What unites the mystery and the childrearing is a subtext so soft-pedaled I may be imagining it: the affection a mother feels for her infant daughter, contrasted against the antipathy a grown adult might feel towards their aging parents. It’s an in-home caregiver whose disappearance sets the plot in motion, and the chief suspects are the children of the elderly person being cared for, upset that the person who spends time caring for their parents might end up cut into the will. At the end of the story, when Rebecca brings up visiting Pascal’s parents in order to follow up on this lead, the rationale of the importance of having a child know their grandparents is presented dutifully - yet these parents are never shown, and their importance to the narrative of Rebecca and Lucie is nil.

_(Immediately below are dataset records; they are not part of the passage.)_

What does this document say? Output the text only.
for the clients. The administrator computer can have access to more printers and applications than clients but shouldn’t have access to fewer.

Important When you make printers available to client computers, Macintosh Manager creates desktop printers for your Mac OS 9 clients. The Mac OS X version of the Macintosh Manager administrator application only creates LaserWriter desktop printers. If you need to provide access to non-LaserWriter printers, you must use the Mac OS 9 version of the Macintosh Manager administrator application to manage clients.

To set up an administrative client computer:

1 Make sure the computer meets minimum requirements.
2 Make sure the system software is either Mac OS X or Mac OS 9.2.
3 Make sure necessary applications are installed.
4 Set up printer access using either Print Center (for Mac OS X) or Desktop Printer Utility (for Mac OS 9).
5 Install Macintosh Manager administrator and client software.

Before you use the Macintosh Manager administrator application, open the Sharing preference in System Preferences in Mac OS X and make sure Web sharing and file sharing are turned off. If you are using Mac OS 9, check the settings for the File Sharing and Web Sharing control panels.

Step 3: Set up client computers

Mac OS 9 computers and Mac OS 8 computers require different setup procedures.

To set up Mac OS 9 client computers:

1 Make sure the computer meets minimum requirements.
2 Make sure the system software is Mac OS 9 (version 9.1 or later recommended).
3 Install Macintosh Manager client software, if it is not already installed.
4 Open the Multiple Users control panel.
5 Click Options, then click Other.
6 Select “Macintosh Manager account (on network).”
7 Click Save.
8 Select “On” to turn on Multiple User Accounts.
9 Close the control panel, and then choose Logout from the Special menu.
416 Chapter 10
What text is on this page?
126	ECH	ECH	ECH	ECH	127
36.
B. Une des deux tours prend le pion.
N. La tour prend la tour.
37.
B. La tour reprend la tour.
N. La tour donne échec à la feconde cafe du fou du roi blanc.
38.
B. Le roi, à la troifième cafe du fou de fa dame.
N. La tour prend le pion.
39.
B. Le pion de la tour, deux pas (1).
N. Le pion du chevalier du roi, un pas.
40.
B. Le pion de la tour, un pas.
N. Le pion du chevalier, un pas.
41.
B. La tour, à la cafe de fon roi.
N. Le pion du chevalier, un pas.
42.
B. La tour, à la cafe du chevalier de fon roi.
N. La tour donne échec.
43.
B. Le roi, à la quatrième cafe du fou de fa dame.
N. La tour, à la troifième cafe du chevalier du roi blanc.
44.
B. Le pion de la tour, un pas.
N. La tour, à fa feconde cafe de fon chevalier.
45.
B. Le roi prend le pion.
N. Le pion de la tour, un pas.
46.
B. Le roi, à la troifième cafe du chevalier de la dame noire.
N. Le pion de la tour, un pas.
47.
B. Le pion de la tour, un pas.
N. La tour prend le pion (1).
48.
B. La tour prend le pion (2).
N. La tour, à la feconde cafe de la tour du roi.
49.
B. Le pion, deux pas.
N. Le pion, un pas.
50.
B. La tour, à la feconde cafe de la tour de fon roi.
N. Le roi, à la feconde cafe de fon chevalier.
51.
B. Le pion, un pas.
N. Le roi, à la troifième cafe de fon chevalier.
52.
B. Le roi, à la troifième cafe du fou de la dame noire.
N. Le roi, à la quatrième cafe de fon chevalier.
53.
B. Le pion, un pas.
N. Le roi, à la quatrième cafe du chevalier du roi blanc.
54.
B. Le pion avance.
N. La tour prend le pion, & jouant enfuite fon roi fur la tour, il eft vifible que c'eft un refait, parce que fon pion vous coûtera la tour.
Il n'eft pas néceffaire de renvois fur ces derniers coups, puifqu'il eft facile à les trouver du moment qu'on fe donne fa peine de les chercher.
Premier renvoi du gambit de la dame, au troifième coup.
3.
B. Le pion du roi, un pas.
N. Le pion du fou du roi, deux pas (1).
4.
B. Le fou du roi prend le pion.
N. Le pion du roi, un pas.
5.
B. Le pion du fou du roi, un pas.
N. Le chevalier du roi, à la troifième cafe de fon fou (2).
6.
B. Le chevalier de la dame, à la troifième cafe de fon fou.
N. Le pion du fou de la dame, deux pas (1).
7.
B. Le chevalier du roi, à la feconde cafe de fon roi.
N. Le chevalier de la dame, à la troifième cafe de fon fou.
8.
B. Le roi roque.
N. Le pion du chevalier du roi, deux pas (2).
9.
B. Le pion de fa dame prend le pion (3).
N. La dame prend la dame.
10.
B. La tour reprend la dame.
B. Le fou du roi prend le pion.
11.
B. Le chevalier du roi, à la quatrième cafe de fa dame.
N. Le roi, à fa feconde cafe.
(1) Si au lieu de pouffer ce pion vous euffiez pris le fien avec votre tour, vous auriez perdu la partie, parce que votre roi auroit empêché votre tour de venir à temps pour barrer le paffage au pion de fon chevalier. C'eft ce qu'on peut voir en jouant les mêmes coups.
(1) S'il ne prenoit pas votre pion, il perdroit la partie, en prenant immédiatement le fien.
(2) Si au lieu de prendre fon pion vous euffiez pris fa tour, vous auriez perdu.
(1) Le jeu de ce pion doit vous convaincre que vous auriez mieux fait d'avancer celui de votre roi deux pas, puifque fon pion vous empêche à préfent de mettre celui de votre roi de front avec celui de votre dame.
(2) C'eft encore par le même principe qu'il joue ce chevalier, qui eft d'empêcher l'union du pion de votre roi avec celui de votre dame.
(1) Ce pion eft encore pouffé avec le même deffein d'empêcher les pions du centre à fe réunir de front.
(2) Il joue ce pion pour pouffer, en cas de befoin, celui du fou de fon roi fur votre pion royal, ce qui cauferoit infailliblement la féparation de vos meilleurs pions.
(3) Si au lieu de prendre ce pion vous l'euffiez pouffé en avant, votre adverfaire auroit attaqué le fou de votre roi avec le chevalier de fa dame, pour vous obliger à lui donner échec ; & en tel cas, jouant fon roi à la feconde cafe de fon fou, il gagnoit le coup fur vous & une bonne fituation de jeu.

While Girard’s previous autobio comics for Drawn and Quarterly were in black and white, this is his second book in full color, following up Fanny & Romeo, a book written by Yves Pelletier and published by Conundrum Press. The visual style recalls Max de Radigués, while the approach to coloring is comparable to Leslie Stein’s recent work. I kept thinking of Lewis Trondheim, another cartoonist known both for autobio strips and genre exercises that remain rooted in humor. The cover design is reminiscent of the books Lucy Knisley did for Fantagraphics. There’s a small running joke here where characters are told they look like other characters in the book, possibly emerging out of the cartoonist’s self-consciousness about his character designs’ self-similarity. The character of “Pascal Girard” in the book himself looks pretty similar to the self-caricature of Mike Dawson that appears in Dawson's diary comics created for social media. It’s a comic among many others that speaks a common language arrived at when one knows what they’re doing and aims for accessibility. It’s easy to overlook this work, but its virtues are real. Prose has its beach reads, which achieve their readability through suspense and reader investment in the plot, and comics has these works that achieve similar buoyancy through lively drawing that captures the gestures of everyday life.